Of all human emotions, bitterness is the one you ought to fear the most. It is emotional cancer. And I think more of us struggle with bitterness than we think. Today I want you to look at the garden of your own heart—what you allow to grow in your soul—and examine four attributes of bitterness out of Hebrews 12:
1. Bitterness begins with small seeds. Starting in verse 12, the writer of Hebrews described a discouraged believer as a runner on a track who's becoming exhausted—all because of people (see v. 14). People can upset us, offend us, and especially hurt us, even when they don't intend to. But we often fail to see that God uses difficult people to correct our course and chasten us (see vv. 5-11). Instead, we allow whatever a person said or did to hurt us to become a small seed planted in our heart that, when it grows, leads to bitterness.

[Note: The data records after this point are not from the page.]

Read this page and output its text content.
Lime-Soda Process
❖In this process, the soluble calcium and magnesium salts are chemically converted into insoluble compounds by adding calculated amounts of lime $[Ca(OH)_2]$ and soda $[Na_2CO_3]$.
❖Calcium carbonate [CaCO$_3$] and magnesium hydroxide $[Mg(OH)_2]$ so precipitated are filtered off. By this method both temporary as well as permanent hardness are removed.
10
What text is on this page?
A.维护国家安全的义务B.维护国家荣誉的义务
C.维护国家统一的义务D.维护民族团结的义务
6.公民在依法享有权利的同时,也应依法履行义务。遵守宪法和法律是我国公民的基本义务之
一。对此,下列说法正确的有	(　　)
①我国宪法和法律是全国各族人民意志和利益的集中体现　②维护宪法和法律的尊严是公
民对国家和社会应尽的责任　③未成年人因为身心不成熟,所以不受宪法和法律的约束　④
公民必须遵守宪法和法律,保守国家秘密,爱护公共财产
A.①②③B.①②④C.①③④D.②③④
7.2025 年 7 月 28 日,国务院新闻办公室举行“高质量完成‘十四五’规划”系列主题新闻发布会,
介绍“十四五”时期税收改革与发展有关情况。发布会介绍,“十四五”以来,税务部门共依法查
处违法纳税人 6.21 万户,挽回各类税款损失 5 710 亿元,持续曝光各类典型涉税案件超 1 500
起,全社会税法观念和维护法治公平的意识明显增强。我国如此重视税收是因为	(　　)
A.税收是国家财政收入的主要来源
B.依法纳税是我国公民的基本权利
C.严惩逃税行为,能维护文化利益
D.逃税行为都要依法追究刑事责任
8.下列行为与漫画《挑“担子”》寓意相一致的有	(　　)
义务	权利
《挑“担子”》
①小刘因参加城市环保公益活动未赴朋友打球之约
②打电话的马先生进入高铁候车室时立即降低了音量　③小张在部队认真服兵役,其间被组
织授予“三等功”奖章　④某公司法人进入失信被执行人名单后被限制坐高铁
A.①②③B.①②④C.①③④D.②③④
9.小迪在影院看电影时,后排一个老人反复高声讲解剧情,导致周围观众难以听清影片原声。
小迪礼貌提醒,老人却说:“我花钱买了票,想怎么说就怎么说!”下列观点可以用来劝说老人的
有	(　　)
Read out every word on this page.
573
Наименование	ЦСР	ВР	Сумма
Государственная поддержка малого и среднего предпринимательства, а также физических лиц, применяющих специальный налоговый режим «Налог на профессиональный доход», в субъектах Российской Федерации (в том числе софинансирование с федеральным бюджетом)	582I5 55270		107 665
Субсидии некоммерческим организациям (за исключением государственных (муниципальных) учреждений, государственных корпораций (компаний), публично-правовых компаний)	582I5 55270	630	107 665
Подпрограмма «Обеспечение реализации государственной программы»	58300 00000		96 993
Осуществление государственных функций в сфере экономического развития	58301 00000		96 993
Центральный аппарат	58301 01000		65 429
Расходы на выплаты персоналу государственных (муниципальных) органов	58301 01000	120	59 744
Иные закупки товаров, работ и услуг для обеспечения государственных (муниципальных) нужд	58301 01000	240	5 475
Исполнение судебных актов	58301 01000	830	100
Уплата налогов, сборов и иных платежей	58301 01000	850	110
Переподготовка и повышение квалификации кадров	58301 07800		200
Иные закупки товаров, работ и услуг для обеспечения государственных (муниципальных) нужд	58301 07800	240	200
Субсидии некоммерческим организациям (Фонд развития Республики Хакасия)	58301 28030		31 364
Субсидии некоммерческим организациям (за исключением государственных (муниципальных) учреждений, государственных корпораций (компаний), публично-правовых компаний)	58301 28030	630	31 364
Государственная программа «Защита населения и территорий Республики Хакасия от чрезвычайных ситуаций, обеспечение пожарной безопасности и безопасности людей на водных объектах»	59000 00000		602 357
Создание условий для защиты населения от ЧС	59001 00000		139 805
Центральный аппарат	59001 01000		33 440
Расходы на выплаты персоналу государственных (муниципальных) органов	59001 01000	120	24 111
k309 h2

2. Bitterness requires the right kind of soil. Verse 15 says we ought to be "looking carefully lest anyone fall short of the grace of God." Now, you can't outrun the grace of God (see Romans 5:20), but you can come short of it or lose sight of it. When you forget how gracious God was to you, then you cease being gracious to other people and your heart becomes susceptible to bitterness.
3. Bitterness develops deep roots: "Looking carefully…lest any root of bitterness springing up cause trouble" (v. 15). People who let a seed of bitterness grow in the soil of their hearts eventually develop a root system. And while this root system is hidden, it can be destructive. It will choke off your spiritual and emotional life, and it will hold back the power of God and block Him from moving. That's because hatefulness and holiness cannot dwell in the same heart.
4. Bitterness will produce bad fruit: "Lest any root of bitterness springing up cause trouble, and by this many become defiled" (v. 15). When the root becomes fruit, springing up through the soil, it grows in two different directions: toward you, causing trouble, and toward others, who are defiled by it. And it can ruin your relationship with God (see 1 John 4:20).
I am certain there's something in your past that you could use as an excuse to become bitter. But don't let that hurt take root in your heart and begin to grow. Don't water it with self-exalting thoughts. Don't fertilize it with other people's sympathies.
Whatever pain you've experienced, however anyone has hurt you, bring it to the foot of the cross and say, "It's Yours, God. I give it to You." Don't you think God can take all the bitter things that have happened to you and make you a better person because of them? Instead of letting that seed grow and branch out a root system, sink your life deep into the rich, inexhaustible soil of God's love for you (see Ephesians 3:17, NLT; Colossians 2:6-7). Life will go from bitter to better.